Nef cones of Hilbert schemes of points on some K3 surfaces
Uttaran Dutta, Sean Edwards, Neelarnab Raha
TL;DR
The paper develops a unified framework to compute nef cones of Hilbert schemes of points on K3 surfaces by combining Bridgeland stability techniques with classical geometric methods, focusing on Mori dream K3 surfaces of Picard rank 2. It identifies a central nef-cone candidate Λ, shows its nefness for large n under explicit Pell-type and polynomial bounds across three case distinctions, and provides tight small-n bounds and a direct computation for the notable case X^{[2]} when k=2. The results extend to nested Hilbert schemes X^{[n,n+1]} for large n, illustrating how pullbacks and diff-divisors control positivity.

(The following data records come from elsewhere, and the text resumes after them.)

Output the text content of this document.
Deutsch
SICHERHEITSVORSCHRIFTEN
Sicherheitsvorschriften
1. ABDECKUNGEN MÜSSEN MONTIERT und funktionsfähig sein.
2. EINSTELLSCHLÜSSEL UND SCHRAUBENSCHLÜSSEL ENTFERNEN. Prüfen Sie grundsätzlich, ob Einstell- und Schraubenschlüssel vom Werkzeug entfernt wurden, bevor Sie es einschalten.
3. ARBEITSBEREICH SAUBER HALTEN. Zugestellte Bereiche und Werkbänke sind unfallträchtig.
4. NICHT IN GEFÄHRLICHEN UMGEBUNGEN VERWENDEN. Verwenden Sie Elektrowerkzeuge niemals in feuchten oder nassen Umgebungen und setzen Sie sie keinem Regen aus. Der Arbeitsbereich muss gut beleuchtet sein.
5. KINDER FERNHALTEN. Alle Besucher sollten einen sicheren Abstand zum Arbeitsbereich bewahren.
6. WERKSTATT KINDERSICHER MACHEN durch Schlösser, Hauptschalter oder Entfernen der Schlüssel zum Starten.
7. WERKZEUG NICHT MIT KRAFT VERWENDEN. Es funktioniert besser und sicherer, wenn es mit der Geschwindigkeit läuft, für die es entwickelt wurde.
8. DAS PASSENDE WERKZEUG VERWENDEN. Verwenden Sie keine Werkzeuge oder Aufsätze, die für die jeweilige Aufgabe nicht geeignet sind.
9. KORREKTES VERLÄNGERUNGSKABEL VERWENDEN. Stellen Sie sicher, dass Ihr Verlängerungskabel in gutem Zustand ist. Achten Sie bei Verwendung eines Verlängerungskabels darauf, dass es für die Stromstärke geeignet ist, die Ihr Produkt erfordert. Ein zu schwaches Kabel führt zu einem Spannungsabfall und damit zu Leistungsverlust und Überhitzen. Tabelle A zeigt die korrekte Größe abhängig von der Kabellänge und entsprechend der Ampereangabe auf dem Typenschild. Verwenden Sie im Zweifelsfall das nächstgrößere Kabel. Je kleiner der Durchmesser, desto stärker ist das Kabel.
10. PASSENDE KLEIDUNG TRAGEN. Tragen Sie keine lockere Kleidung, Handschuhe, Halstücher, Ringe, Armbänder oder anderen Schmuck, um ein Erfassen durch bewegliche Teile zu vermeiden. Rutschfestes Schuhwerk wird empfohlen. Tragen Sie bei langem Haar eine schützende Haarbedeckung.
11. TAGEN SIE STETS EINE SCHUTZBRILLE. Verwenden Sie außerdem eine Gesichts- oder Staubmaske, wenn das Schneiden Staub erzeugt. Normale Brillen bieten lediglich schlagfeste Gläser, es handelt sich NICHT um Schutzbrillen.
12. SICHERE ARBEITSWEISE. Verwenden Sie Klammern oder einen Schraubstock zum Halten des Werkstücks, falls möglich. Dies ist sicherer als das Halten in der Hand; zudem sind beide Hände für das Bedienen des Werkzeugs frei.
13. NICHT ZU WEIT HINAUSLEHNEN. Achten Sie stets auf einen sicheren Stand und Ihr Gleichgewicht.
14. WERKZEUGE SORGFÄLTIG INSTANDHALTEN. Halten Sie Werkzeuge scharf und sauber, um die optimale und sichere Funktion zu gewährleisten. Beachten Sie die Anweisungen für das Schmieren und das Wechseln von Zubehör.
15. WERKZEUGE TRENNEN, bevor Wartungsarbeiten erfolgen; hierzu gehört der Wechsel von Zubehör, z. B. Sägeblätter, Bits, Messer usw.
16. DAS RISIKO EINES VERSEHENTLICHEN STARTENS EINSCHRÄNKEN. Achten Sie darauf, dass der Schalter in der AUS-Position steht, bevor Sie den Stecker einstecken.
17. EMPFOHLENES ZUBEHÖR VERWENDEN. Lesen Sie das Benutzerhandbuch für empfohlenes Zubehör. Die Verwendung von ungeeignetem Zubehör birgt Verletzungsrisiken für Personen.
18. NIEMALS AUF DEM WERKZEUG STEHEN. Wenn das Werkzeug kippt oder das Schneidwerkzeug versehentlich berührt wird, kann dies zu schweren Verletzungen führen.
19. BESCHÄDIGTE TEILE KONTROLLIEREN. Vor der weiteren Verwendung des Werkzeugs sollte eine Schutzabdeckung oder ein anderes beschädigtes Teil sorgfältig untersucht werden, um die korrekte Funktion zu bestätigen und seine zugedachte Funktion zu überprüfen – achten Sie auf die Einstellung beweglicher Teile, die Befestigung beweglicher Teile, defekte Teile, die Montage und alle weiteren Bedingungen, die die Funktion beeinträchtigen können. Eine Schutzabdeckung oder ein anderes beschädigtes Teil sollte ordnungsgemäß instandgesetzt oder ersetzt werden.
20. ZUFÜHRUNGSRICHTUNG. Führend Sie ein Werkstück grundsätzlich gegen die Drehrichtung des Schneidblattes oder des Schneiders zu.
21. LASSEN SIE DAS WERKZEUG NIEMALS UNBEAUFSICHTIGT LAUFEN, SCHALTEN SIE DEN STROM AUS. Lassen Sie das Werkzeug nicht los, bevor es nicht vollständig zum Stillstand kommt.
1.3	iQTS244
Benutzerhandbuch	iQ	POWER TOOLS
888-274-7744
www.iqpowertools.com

The work highlights how stability-wall analysis (Bayer–Macrì) and Mori-theoretic considerations yield precise birational-geometric information for Hilbert and nested Hilbert schemes on K3 surfaces, with potential generalizations to other surface classes.
Abstract
We illustrate the typical usage of Bayer and Macrì's Positivity Lemma to compute the nef cones of the Hilbert schemes $X^{[n]}$ by combining the Bridgeland stability methods (for large $n$) and classical methods (for small $n$). We use Mori dream K3 surfaces $X$ of Picard rank $2$ as our working example. We also compute the nef cones of the nested Hilbert schemes $X^{[n,n+1]}$ for such $X$, for large $n$.